The July 2024 Process Safety Beacon describes a very serious incident in which one person died, and many others were injured. The Beacon article focuses on the fact that the P&IDs were not correct. The PHA (Process Hazards Analysis) teams did not field verify the drawings; consequently they did not realize that a large section of pipe work was blocked in. Thermal expansion of the liquids in this section caused the pipe to rupture.
Verification of drawings is indeed one of the lessons to be learned from this event. But another question that the incident raises is to do with blocked-in sections of piping. There will always be piping between block valves and other line restrictions. What are the design guidelines in such situations?
There is no single answer to this question.

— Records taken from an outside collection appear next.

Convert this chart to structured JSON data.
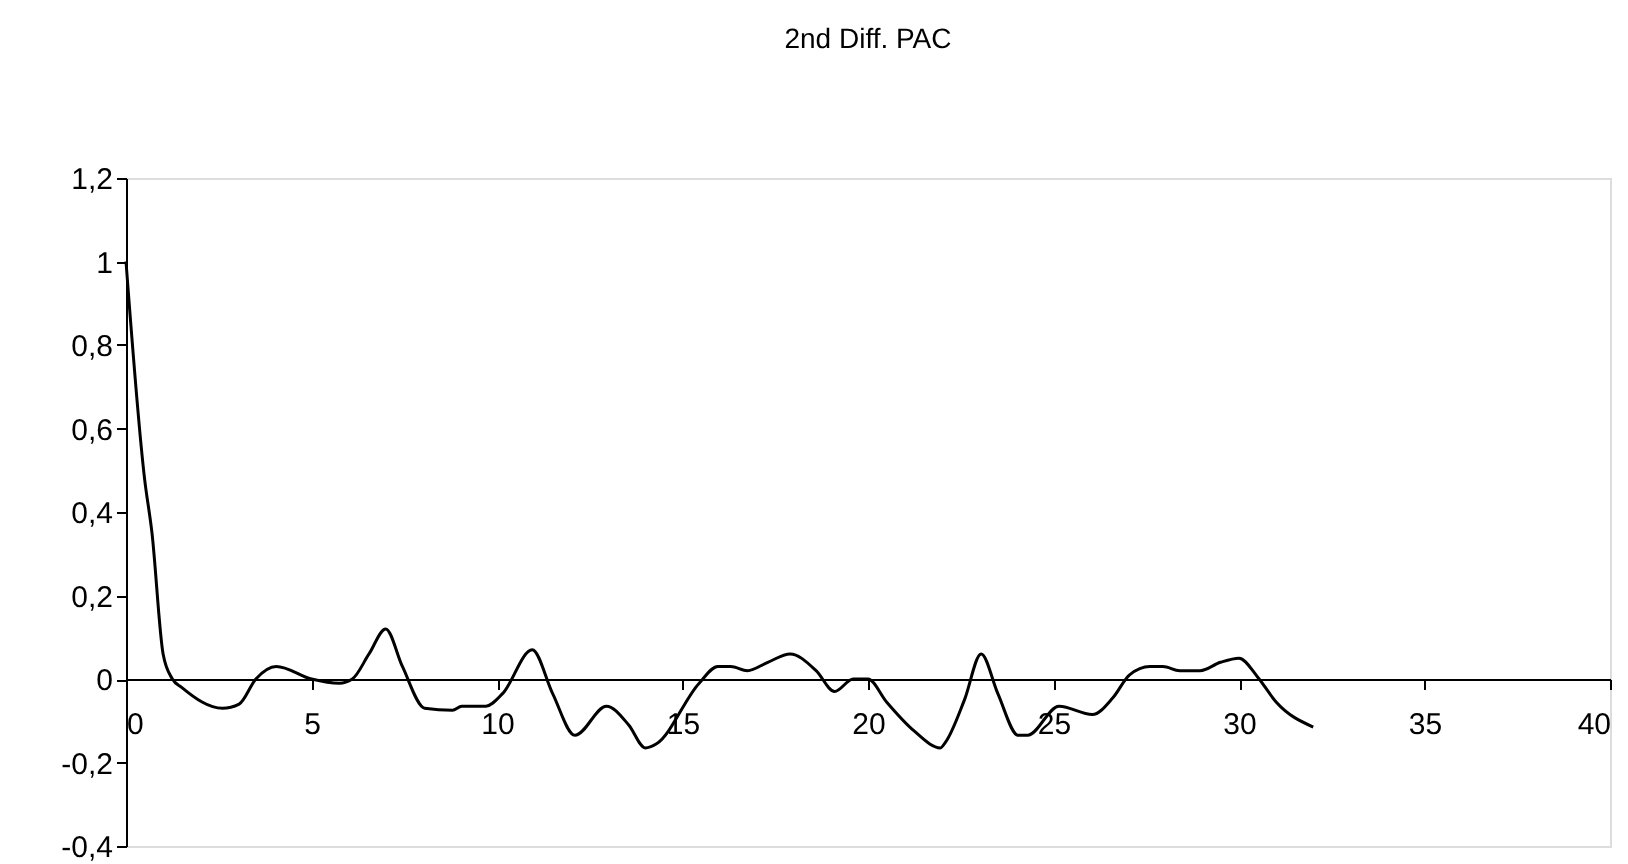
{
  "chart_data": {
    "type": "line",
    "title": "2nd Diff.  PAC",
    "x": [
      0,
      0.5,
      0.7,
      1,
      1.25,
      1.5,
      2.6,
      3.05,
      3.5,
      4.05,
      5,
      5.75,
      6.1,
      6.55,
      7,
      7.45,
      8.05,
      8.8,
      9.05,
      9.7,
      10.15,
      10.95,
      11.5,
      12.1,
      12.95,
      13.55,
      14,
      14.3,
      15.45,
      15.95,
      16.3,
      16.75,
      17.3,
      17.9,
      18.6,
      19.1,
      19.6,
      20,
      20.5,
      21.25,
      21.95,
      22.1,
      22.6,
      23.05,
      23.5,
      24.05,
      24.3,
      25.15,
      26.05,
      26.6,
      27.05,
      27.6,
      27.95,
      28.4,
      28.95,
      29.5,
      30,
      30.5,
      31,
      32
    ],
    "series": [
      {
        "color": "#000000",
        "values": [
          1.0,
          0.48,
          0.35,
          0.06,
          0.0,
          -0.02,
          -0.07,
          -0.06,
          0.0,
          0.03,
          0.0,
          -0.01,
          0.0,
          0.06,
          0.12,
          0.03,
          -0.07,
          -0.075,
          -0.065,
          -0.065,
          -0.035,
          0.07,
          -0.035,
          -0.135,
          -0.065,
          -0.11,
          -0.165,
          -0.155,
          -0.01,
          0.03,
          0.03,
          0.02,
          0.04,
          0.06,
          0.02,
          -0.03,
          0.0,
          0.0,
          -0.055,
          -0.125,
          -0.165,
          -0.15,
          -0.05,
          0.06,
          -0.035,
          -0.135,
          -0.135,
          -0.065,
          -0.085,
          -0.045,
          0.01,
          0.03,
          0.03,
          0.02,
          0.02,
          0.04,
          0.05,
          0.005,
          -0.055,
          -0.115
        ]
      }
    ],
    "xlim": [
      0,
      40
    ],
    "xticks": [
      0,
      5,
      10,
      15,
      20,
      25,
      30,
      35,
      40
    ],
    "ylim": [
      -0.4,
      1.2
    ],
    "yticks": [
      {
        "value": -0.4,
        "label": "-0,4"
      },
      {
        "value": -0.2,
        "label": "-0,2"
      },
      0,
      {
        "value": 0.2,
        "label": "0,2"
      },
      {
        "value": 0.4,
        "label": "0,4"
      },
      {
        "value": 0.6,
        "label": "0,6"
      },
      {
        "value": 0.8,
        "label": "0,8"
      },
      1,
      {
        "value": 1.2,
        "label": "1,2"
      }
    ],
    "grid": false,
    "marker": "none",
    "line_style": "solid"
  }
}
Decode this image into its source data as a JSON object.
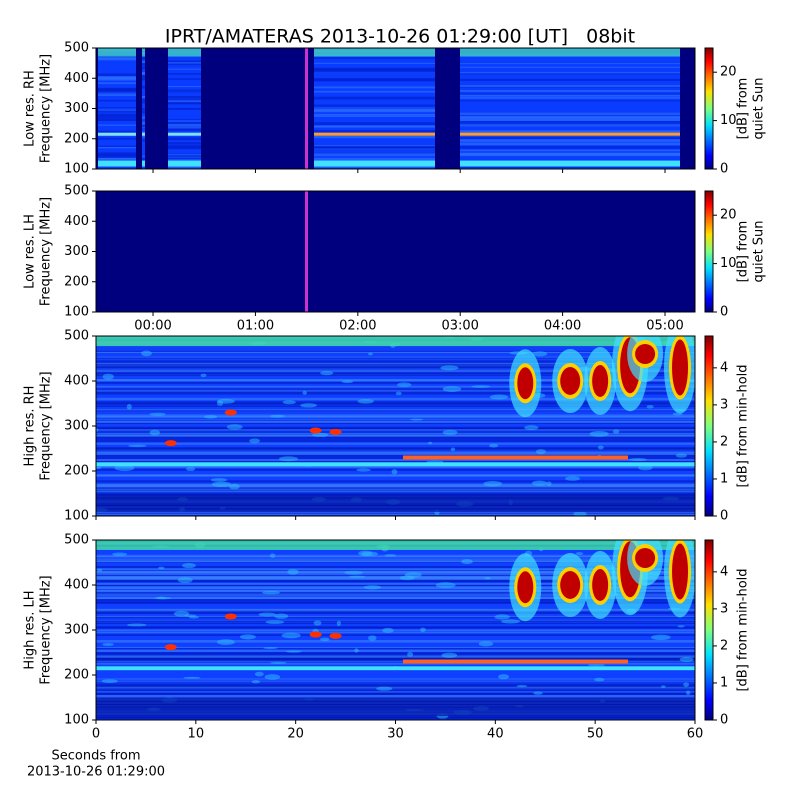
{
  "chart_data": [
    {
      "type": "heatmap",
      "title": "IPRT/AMATERAS 2013-10-26 01:29:00 [UT]   08bit",
      "ylabel": [
        "Low res. RH",
        "Frequency [MHz]"
      ],
      "ylim": [
        100,
        500
      ],
      "yticks": [
        100,
        200,
        300,
        400,
        500
      ],
      "colormap": "jet",
      "colorbar": {
        "label": [
          "[dB] from",
          "quiet Sun"
        ],
        "lim": [
          0,
          25
        ],
        "ticks": [
          0,
          10,
          20
        ]
      }
    },
    {
      "type": "heatmap",
      "ylabel": [
        "Low res. LH",
        "Frequency [MHz]"
      ],
      "ylim": [
        100,
        500
      ],
      "yticks": [
        100,
        200,
        300,
        400,
        500
      ],
      "xlim": [
        -0.557,
        5.293
      ],
      "xticks": [
        {
          "value": 0,
          "label": "00:00"
        },
        {
          "value": 1,
          "label": "01:00"
        },
        {
          "value": 2,
          "label": "02:00"
        },
        {
          "value": 3,
          "label": "03:00"
        },
        {
          "value": 4,
          "label": "04:00"
        },
        {
          "value": 5,
          "label": "05:00"
        }
      ],
      "colormap": "jet",
      "colorbar": {
        "label": [
          "[dB] from",
          "quiet Sun"
        ],
        "lim": [
          0,
          25
        ],
        "ticks": [
          0,
          10,
          20
        ]
      }
    },
    {
      "type": "heatmap",
      "ylabel": [
        "High res. RH",
        "Frequency [MHz]"
      ],
      "ylim": [
        100,
        500
      ],
      "yticks": [
        100,
        200,
        300,
        400,
        500
      ],
      "colormap": "jet",
      "colorbar": {
        "label": [
          "[dB] from min-hold"
        ],
        "lim": [
          0,
          4.86
        ],
        "ticks": [
          0,
          1,
          2,
          3,
          4
        ]
      }
    },
    {
      "type": "heatmap",
      "ylabel": [
        "High res. LH",
        "Frequency [MHz]"
      ],
      "ylim": [
        100,
        500
      ],
      "yticks": [
        100,
        200,
        300,
        400,
        500
      ],
      "xlim": [
        0,
        60
      ],
      "xticks": [
        0,
        10,
        20,
        30,
        40,
        50,
        60
      ],
      "xlabel": [
        "Seconds from",
        "2013-10-26 01:29:00"
      ],
      "colormap": "jet",
      "colorbar": {
        "label": [
          "[dB] from min-hold"
        ],
        "lim": [
          0,
          4.86
        ],
        "ticks": [
          0,
          1,
          2,
          3,
          4
        ]
      }
    }
  ]
}
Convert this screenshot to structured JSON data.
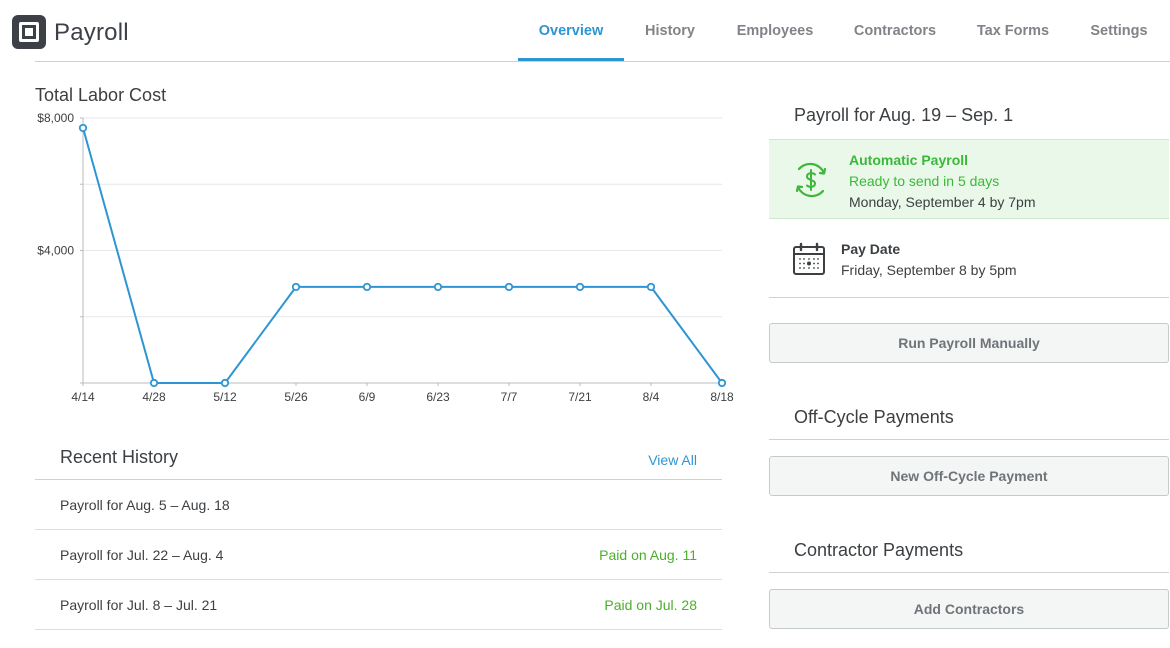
{
  "app": {
    "title": "Payroll",
    "logo_icon": "square-logo-icon"
  },
  "nav": {
    "tabs": [
      {
        "label": "Overview",
        "active": true
      },
      {
        "label": "History",
        "active": false
      },
      {
        "label": "Employees",
        "active": false
      },
      {
        "label": "Contractors",
        "active": false
      },
      {
        "label": "Tax Forms",
        "active": false
      },
      {
        "label": "Settings",
        "active": false
      }
    ]
  },
  "labor_cost": {
    "title": "Total Labor Cost"
  },
  "chart_data": {
    "type": "line",
    "title": "Total Labor Cost",
    "xlabel": "",
    "ylabel": "",
    "categories": [
      "4/14",
      "4/28",
      "5/12",
      "5/26",
      "6/9",
      "6/23",
      "7/7",
      "7/21",
      "8/4",
      "8/18"
    ],
    "values": [
      7700,
      0,
      0,
      2900,
      2900,
      2900,
      2900,
      2900,
      2900,
      0
    ],
    "ylim": [
      0,
      8000
    ],
    "yticks": [
      {
        "value": 8000,
        "label": "$8,000"
      },
      {
        "value": 4000,
        "label": "$4,000"
      }
    ],
    "grid": true,
    "color": "#2d95d3"
  },
  "history": {
    "title": "Recent History",
    "view_all": "View All",
    "rows": [
      {
        "label": "Payroll for Aug. 5 – Aug. 18",
        "status": ""
      },
      {
        "label": "Payroll for Jul. 22 – Aug. 4",
        "status": "Paid on Aug. 11"
      },
      {
        "label": "Payroll for Jul. 8 – Jul. 21",
        "status": "Paid on Jul. 28"
      }
    ]
  },
  "payroll_card": {
    "title": "Payroll for Aug. 19 – Sep. 1",
    "automatic": {
      "icon": "recurring-dollar-icon",
      "title": "Automatic Payroll",
      "subtitle": "Ready to send in 5 days",
      "date": "Monday, September 4 by 7pm",
      "color": "#3bb83a"
    },
    "pay_date": {
      "icon": "calendar-icon",
      "title": "Pay Date",
      "date": "Friday, September 8 by 5pm"
    },
    "run_button": "Run Payroll Manually"
  },
  "off_cycle": {
    "title": "Off-Cycle Payments",
    "button": "New Off-Cycle Payment"
  },
  "contractor": {
    "title": "Contractor Payments",
    "button": "Add Contractors"
  }
}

Factors to consider include the pipe diameter, materials of construction, the pressure in the pipe, and whether the contents are liquid or gas.
Codes and standards that can help include:
ASME B31.3 ― Process Piping;
ASME B31.4 ― Pipelines for Liquids and Slurries;
ASME B31.8 ― Gas Transmission;
API 521 ― Pressure-relieving Systems
API 570 ― Piping Inspection;
NFPA 54 ― Fuel Gas Code;
NFPA 58 ― LPG Code;
ISO 15649 ― Piping; and
EN 13480 ― Metallic Industrial Piping.
These documents cover not just piping design, but also maintenance, inspection and the use of relief devices.
P & IDs are good for following a flow path but they show no elevations are actual distances or pipe angles which are all essential to understand restrictions in the pipe, causes of potential blockages and other external influences like ambient conditions, whether the insulation is sufficient. As an Instrument Tech, this has been essential fault finding where ambient Temperature influences the process composition,ie solidifying oils, or condensation when a cold gas liquefies.and gives false flow and pressure valves , the assumption that steam / Boiler Feed water is a clean process , yet in cold pipes can be solified sediment and very difficult to clean if blockages are not identified early enough. This sort of information is lacking since Instrument Engineering has been spread across multiple disciplines in Australia and no one person looking at the whole installation.